Biggest myth: “That AI is man versus machine. At a chess or Go game where a human plays against a computer, you see one person with a cup of coffee playing with a machine. But behind the machine is a team of at least a 100 scientists and so many pieces of systems, all built by people who capture data, clean it, build feedback loops and implement it,” he says.
What I love: “I get to work with interesting start-ups and model the world by looking at its different pieces for the problem I am working on,” he says.
Money matters: Starting salaries range from ₹10-20 lakh per annum and can go up to ₹25 -40 lakh per annum for 5-10 years of experience.
Six lessons from a post-millennial on getting a job in AI
As a graduate it is not easy to get a job in AI, unless you can show the right experience,” says Shavak Agrawal, 21, who works as a data scientist with Microsoft . A bachelor of engineering in computer science from BITS Pilani, Agrawal made sure he opted for machine learning courses during his degree. He had a summer training stint as a research intern at IBM Labs, Bengaluru, and a second one with Quant One Technologies, a Kolkata-based firm that develops trading algorithms. For his final- year project, he worked for six months with Flipkart in Bengaluru, building AI frameworks to identify and predict anomalies in the
e-commerce company’s supply chain.

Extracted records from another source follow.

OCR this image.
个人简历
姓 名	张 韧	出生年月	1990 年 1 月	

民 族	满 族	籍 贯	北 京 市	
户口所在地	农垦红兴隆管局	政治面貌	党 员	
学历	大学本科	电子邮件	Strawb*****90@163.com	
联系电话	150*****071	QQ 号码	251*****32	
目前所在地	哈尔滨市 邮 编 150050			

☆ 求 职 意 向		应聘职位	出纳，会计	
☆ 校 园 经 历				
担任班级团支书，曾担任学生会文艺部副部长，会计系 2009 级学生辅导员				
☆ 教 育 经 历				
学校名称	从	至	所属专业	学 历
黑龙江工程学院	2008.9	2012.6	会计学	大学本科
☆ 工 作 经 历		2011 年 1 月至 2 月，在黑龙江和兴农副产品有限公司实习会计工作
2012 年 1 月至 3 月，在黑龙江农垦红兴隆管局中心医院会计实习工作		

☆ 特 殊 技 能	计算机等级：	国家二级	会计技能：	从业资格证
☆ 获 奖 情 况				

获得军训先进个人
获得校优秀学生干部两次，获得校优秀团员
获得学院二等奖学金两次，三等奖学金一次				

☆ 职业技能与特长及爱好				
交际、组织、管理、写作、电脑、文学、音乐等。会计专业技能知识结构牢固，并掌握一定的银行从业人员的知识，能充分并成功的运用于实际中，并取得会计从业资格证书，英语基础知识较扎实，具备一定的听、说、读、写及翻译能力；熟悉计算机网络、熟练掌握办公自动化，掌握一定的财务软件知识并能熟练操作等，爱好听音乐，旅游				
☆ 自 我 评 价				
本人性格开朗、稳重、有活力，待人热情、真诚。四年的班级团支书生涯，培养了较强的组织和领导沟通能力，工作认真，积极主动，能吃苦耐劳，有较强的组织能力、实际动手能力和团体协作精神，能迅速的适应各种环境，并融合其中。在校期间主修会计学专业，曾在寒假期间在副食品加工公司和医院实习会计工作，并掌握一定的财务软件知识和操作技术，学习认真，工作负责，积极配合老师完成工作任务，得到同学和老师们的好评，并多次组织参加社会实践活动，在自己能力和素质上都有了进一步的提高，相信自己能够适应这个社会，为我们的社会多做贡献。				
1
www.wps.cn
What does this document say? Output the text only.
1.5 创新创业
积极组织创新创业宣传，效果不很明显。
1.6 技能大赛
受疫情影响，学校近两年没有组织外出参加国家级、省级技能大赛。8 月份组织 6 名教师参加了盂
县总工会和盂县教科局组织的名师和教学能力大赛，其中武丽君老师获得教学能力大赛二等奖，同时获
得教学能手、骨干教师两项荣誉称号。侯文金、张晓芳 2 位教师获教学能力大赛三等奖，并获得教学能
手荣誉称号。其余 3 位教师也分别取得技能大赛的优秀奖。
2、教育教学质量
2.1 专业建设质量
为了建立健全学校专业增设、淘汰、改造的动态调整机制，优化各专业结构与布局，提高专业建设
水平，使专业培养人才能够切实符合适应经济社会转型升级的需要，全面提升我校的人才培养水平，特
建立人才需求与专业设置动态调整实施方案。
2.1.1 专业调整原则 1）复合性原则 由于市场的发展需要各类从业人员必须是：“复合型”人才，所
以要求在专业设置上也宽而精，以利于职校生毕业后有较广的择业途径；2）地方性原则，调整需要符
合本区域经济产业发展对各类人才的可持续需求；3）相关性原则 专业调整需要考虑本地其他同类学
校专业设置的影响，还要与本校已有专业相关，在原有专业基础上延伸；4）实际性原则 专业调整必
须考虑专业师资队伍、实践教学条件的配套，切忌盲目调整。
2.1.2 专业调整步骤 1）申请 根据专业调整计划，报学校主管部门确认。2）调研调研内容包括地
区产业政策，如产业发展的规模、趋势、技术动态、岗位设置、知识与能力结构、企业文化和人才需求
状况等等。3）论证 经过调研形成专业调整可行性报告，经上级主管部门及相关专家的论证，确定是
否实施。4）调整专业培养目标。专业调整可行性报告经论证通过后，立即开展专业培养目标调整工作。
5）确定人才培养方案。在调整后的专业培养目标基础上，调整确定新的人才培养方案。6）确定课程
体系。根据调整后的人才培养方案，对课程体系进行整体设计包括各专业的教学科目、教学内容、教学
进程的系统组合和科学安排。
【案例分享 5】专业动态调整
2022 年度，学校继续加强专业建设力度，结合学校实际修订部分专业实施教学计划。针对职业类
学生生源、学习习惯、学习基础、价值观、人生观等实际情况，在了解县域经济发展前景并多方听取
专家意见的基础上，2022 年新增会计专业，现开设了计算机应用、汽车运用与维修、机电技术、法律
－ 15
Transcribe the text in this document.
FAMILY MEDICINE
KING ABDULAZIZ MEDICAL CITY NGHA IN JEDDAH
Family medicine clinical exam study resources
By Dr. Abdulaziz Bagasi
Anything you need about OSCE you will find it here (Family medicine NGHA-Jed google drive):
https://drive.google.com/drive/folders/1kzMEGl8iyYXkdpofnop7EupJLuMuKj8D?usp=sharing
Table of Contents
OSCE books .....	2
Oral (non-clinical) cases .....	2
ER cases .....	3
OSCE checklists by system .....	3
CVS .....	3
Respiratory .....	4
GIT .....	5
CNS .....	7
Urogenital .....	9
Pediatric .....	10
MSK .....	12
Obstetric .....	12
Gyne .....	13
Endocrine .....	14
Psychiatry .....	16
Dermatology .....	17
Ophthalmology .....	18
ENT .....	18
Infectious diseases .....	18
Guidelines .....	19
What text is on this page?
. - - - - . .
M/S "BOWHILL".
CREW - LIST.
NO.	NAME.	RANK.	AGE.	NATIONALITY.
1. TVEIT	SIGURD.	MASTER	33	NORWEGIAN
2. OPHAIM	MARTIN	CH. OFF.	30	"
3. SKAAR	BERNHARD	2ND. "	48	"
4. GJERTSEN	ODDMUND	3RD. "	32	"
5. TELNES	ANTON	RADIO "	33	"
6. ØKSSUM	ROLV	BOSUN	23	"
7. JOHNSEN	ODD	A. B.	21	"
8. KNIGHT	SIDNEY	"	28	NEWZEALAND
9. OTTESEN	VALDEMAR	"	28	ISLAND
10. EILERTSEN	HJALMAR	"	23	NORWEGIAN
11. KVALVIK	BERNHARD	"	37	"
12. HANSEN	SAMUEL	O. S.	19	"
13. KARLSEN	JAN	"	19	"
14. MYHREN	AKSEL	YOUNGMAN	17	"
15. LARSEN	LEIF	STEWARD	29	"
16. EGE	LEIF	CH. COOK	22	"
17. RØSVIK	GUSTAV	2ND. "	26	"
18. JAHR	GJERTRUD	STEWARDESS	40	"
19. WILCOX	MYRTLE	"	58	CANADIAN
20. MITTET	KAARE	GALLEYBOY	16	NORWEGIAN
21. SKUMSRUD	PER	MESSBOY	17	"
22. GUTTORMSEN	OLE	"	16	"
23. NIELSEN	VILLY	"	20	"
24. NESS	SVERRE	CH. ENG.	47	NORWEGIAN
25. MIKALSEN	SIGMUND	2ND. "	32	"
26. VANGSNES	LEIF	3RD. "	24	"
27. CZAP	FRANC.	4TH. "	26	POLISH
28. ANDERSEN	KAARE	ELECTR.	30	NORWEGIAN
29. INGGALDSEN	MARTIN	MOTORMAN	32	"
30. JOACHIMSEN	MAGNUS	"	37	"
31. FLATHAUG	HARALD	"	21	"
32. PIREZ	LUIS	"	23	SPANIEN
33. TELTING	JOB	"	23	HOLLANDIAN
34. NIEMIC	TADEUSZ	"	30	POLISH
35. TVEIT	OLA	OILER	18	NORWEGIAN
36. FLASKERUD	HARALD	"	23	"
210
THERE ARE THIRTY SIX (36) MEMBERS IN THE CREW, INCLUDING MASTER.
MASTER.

Here are six things he learnt:
■ Introspect early about why you want to get into machine learning. This is something interviewers ask and you should have an answer for it. For me, this was triggered by the famous Target store case study, where an algorithm on shopping patterns uncovered that a young woman was pregnant even before her family knew.
■ Keep yourself constantly updated on the latest research. I follow ArXiv.org, which publishes the latest research papers, and computer scientists like Yoshua Bengio and Yann leCun, besides blogs like Distill.pub.
■ Do online courses.The machine learning courses on Coursera by Andrew Ng, co-founder of Coursera and adjunct professor at Stanford University, is a great start.
■ Spend time on understanding algorithms and how they really work , instead of accepting the algorithm as a black box.
■ Be selective about the kind of job you choose. Today there are AI jobs advertised everywhere, but you need to look carefully and in detail at the kind of work or product that is being worked on and at the background of the people working on it. It’s important to have good mentorship—someone who can teach you on the job.
■ Have a good understanding of linear algebra, probability, statistics and other core maths concepts. Machine learning involves complex functions with different variables. You tweak different parameters and run experiments with them. You should be comfortable doing that.